Nobel Prize in chemistry awarded for 'greener' way to make molecules

Twenty years ago, Benjamin List and David W.C. MacMillan invented a new way to make molecules. It's already dramatically changed the field of chemistry for the better.

Monisha Ravisetti Former Science Writer
Monisha Ravisetti was a science writer at CNET. She covered climate change, space rockets, mathematical puzzles, dinosaur bones, black holes, supernovas, and sometimes, the drama of philosophical thought experiments. Previously, she was a science reporter with a startup publication called The Academic Times, and before that, was an immunology researcher at Weill Cornell Medical Center in New York. She graduated from New York University in 2018 with a B.A. in philosophy, physics and chemistry. When she's not at her desk, she's trying (and failing) to raise her online chess rating. Her favorite movies are Dunkirk and Marcel the Shell with Shoes On.
Monisha Ravisetti
3 min read
Nobel Prize in chemistry: Benjamin List and David W.C. MacMillan

On Wednesday, Benjamin List and David W.C. MacMillan were honored with the Nobel Prize in chemistry for their invention of asymmetric organocatalysis.

Jonathon Nackstrand / Getty Contributor

This year's Nobel Prize in chemistry went to scientists who designed an environmentally friendly and cost-effective way to build highly precise molecules. Since its genesis in the year 2000, their invention has become a staple for creating a wealth of materials integral to our lives. "It's already benefiting humankind, greatly," said Pernilla Wittung Stafshede, a member of the Nobel committee for chemistry.

Benjamin List and David W.C. MacMillan are the scientists behind what she calls an "elegant" tool for molecule construction. It's referred to as asymmetric organocatalysis, and it's absolutely fascinating.

When making a drug, for instance, the variety of molecules that constitute the medication must be 100% accurate. Just one minuscule bond out of place could turn what should've been a pain relief pill into an obsolete packet of powder -- or maybe even something dangerous.

The announcement came early in the day for List, who said it was a moment he'll never forget.  

"I thought someone was making a joke with me," List remarked to the committee on first hearing he won the prize. "I was having breakfast with my wife."
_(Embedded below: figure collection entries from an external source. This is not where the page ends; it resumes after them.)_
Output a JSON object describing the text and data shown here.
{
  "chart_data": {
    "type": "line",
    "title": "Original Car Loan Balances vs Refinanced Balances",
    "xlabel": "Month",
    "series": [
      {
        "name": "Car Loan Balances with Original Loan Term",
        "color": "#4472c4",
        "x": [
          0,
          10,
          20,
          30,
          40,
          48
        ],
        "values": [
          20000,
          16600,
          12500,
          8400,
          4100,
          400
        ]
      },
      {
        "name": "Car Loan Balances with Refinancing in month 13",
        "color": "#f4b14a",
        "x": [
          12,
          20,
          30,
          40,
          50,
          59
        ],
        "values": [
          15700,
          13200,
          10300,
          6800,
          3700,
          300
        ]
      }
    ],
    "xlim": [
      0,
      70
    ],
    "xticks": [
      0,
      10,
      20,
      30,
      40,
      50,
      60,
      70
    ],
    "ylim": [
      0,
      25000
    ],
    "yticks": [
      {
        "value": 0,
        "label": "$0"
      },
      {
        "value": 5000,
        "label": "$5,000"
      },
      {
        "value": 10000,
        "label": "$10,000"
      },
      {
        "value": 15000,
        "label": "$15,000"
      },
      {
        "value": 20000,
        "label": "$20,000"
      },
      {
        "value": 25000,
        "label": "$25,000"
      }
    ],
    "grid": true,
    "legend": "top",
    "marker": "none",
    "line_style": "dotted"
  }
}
An interesting component of drug construction that medical researchers grapple with has to do with molecules' mirror images. Just like our hands are mirror images of each other, molecules have reflections, too. The difference between the two is often so significant that a left-hand molecule could have a different taste and smell than its right-hand counterpart.

Our bodies can tell the mirror images apart, which means the medications we ingest have to as well.

With that in mind, scientists craft specific chemical reactions to produce the exact type and mirror image of molecules they seek. Such reactions are controlled, started and sped up by items called catalysts. Before the pioneering invention of organocatalysis, everyone thought their options were only metal catalysts or large enzyme catalysts.

While those compounds are effective, they can sometimes be inaccurate in those vital nuances of molecular construction and tend to leave behind too much chemical waste. That's why List and MacMillan's tool changed the game. It introduced a third, novel catalyst to the pool: small organic molecules that don't pose the same issues as metal and enzyme catalysts.

Wittung Stafshede called the trailblazing development a "precise, cheap, fast and environmentally friendly" alternative to metal and enzyme catalysts.

"You're not solving a problem, you're adding something," said member of the committee Peter Somfai. "We have a new tool that we can use when thinking about -- how do we solve this problem?"

"The obvious answers or the obvious solutions are sometimes just too obvious," he continued. "I'm an organic chemist, I'm working with small organic molecules everyday -- but I didn't think of it. ... It was just too obvious."

But even though the discovery was first made in the year 2000, List explained to the committee that it took the full 20 years to home in on the method of asymmetric organocatalysis. That's why, he says, the invention is being recognized now.

"Our early-days catalysts were maybe a million times less efficient," he said, adding that, now, the team's extremely reactive ones "can do stuff that you can't do with enzymes or even the most sophisticated metal complexes that people have developed before."